Dube Catherine E, Morrison Reynolds A, Mack Deborah S, Jesdale Bill M, Nunes Anthony P, Liu Shao-Hsien, Lapane Kate L
Division of Epidemiology, Department of Population and Quantitative Health Sciences, University of Massachusetts Medical School, Worcester, MA, USA.
J Pain Res. 2020 Oct 20;13:2663-2672. doi: 10.2147/JPR.S270689. eCollection 2020.
To provide contemporary estimates of pain by level of cognitive impairment among US nursing home residents without cancer.
Newly admitted US nursing home residents without cancer assessed with the Minimum Data Set 3.0 at admission (2010-2016) were eligible (n=8,613,080). The Cognitive Function Scale was used to categorize level of cognitive impairment. Self-report or staff-assessed pain was used based on a 5-day look-back period. Estimates of adjusted prevalence ratios (aPR) were derived from modified Poisson models.

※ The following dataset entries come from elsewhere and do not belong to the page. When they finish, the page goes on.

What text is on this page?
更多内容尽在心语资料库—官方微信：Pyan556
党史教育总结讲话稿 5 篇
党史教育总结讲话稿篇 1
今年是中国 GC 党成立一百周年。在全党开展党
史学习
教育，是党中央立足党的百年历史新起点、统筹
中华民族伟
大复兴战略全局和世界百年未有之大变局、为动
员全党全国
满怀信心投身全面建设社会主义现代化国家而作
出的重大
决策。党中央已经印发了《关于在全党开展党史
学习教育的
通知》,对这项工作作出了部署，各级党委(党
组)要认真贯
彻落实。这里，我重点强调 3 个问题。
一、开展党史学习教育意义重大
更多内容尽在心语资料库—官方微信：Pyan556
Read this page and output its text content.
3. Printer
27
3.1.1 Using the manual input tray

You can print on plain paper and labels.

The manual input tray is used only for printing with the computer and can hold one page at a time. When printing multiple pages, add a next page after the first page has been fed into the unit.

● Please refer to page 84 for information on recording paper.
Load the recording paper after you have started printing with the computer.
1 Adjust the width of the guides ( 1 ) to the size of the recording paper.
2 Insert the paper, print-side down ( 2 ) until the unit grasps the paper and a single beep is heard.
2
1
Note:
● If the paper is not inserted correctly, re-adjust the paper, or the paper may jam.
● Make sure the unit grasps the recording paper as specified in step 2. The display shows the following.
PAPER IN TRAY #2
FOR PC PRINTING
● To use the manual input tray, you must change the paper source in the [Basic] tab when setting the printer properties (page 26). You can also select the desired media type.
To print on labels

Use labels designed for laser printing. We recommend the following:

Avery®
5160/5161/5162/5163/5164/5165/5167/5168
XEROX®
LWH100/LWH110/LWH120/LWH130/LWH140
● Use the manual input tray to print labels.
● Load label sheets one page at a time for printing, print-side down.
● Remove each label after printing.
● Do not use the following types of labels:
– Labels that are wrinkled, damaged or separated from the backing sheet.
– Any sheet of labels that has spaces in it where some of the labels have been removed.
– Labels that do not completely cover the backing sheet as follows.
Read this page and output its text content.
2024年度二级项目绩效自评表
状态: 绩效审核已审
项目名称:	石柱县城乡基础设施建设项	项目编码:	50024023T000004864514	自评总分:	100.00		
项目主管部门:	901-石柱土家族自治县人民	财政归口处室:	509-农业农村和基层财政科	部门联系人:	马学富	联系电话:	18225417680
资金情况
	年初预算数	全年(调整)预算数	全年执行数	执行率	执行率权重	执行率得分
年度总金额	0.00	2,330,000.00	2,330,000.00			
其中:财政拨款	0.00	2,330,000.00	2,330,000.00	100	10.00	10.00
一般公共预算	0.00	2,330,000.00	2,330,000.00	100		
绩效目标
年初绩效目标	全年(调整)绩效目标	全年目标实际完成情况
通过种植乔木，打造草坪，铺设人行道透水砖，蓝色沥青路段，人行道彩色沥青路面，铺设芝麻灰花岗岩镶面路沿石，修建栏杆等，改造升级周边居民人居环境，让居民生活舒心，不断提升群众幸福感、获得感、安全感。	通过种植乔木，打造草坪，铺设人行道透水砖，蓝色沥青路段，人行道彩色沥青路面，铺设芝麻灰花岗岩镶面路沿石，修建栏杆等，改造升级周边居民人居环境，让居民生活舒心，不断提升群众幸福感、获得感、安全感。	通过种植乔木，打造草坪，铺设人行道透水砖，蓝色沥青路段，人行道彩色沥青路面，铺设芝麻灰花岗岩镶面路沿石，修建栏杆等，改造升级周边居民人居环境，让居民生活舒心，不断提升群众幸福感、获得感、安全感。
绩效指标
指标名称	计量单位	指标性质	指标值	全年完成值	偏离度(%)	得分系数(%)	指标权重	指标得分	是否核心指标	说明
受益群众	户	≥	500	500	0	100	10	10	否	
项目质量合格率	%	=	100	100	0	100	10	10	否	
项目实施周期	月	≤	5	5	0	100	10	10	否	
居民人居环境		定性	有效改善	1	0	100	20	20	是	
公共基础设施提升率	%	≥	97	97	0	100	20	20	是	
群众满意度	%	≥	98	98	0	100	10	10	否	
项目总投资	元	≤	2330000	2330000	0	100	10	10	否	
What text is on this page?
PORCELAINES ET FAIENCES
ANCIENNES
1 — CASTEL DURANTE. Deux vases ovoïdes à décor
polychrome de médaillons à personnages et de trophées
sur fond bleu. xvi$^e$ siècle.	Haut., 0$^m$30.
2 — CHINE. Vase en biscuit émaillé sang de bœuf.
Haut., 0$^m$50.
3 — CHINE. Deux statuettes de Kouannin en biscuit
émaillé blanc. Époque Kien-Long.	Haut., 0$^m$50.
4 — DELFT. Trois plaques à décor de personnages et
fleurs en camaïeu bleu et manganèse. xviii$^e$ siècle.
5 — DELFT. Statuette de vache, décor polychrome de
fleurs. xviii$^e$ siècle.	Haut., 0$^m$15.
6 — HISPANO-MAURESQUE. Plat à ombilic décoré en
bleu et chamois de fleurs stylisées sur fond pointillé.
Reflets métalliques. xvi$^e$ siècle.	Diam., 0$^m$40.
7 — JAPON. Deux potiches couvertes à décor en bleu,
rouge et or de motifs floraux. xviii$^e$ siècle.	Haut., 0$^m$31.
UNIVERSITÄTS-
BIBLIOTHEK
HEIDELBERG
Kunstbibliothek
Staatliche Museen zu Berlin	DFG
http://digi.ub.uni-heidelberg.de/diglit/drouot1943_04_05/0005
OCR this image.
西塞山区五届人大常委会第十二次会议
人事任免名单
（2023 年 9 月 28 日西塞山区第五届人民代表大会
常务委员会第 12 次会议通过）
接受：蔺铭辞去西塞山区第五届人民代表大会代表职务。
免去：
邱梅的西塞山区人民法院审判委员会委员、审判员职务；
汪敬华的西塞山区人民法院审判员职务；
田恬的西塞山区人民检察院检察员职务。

Documented prevalence of pain decreased with increased levels of cognitive impairment in those who self-reported pain (68.9% no/mild, 32.9% severe) and those with staff-assessed pain (50.6% no/mild, 37.2% severe staff-assessed pain). Relative to residents with no/mild cognitive impairment, pharmacologic pain management was less prevalent in those with severe cognitive impairment (self-reported: 51.3% severe vs 76.9% in those with no/mild; staff assessed: 52.0% severe vs 67.7% no/mild).
Pain was less frequently documented in those with severe cognitive impairment relative to those with no/mild impairments. Failure to identify pain may result in untreated or undertreated pain. Interventions to improve evaluation of pain in nursing home residents with cognitive impairment are needed.
提供美国非癌症疗养院居民认知障碍程度对应的当代疼痛评估数据。
纳入2010 - 2016年入院时采用最低数据集3.0评估的美国新入院非癌症疗养院居民(n = 8,613,080)。认知功能量表用于对认知障碍程度进行分类。根据5天回顾期采用自我报告或工作人员评估的疼痛情况。调整患病率比(aPR)的估计值来自改良泊松模型。
在自我报告疼痛的人群(无/轻度认知障碍者中为68.9%,重度认知障碍者中为32.9%)和工作人员评估有疼痛的人群(无/轻度认知障碍者中为50.6%,工作人员评估为重度疼痛者中为37.2%)中,记录的疼痛患病率随认知障碍程度增加而降低。与无/轻度认知障碍的居民相比,重度认知障碍者的药物疼痛管理普及率较低(自我报告:重度认知障碍者中为51.3%,无/轻度认知障碍者中为76.9%;工作人员评估:重度认知障碍者中为52.0%,无/轻度认知障碍者中为67.7%)。
与无/轻度认知障碍者相比,重度认知障碍者记录到疼痛的情况较少。未能识别疼痛可能导致疼痛未得到治疗或治疗不足。需要采取干预措施来改善对认知障碍疗养院居民疼痛的评估。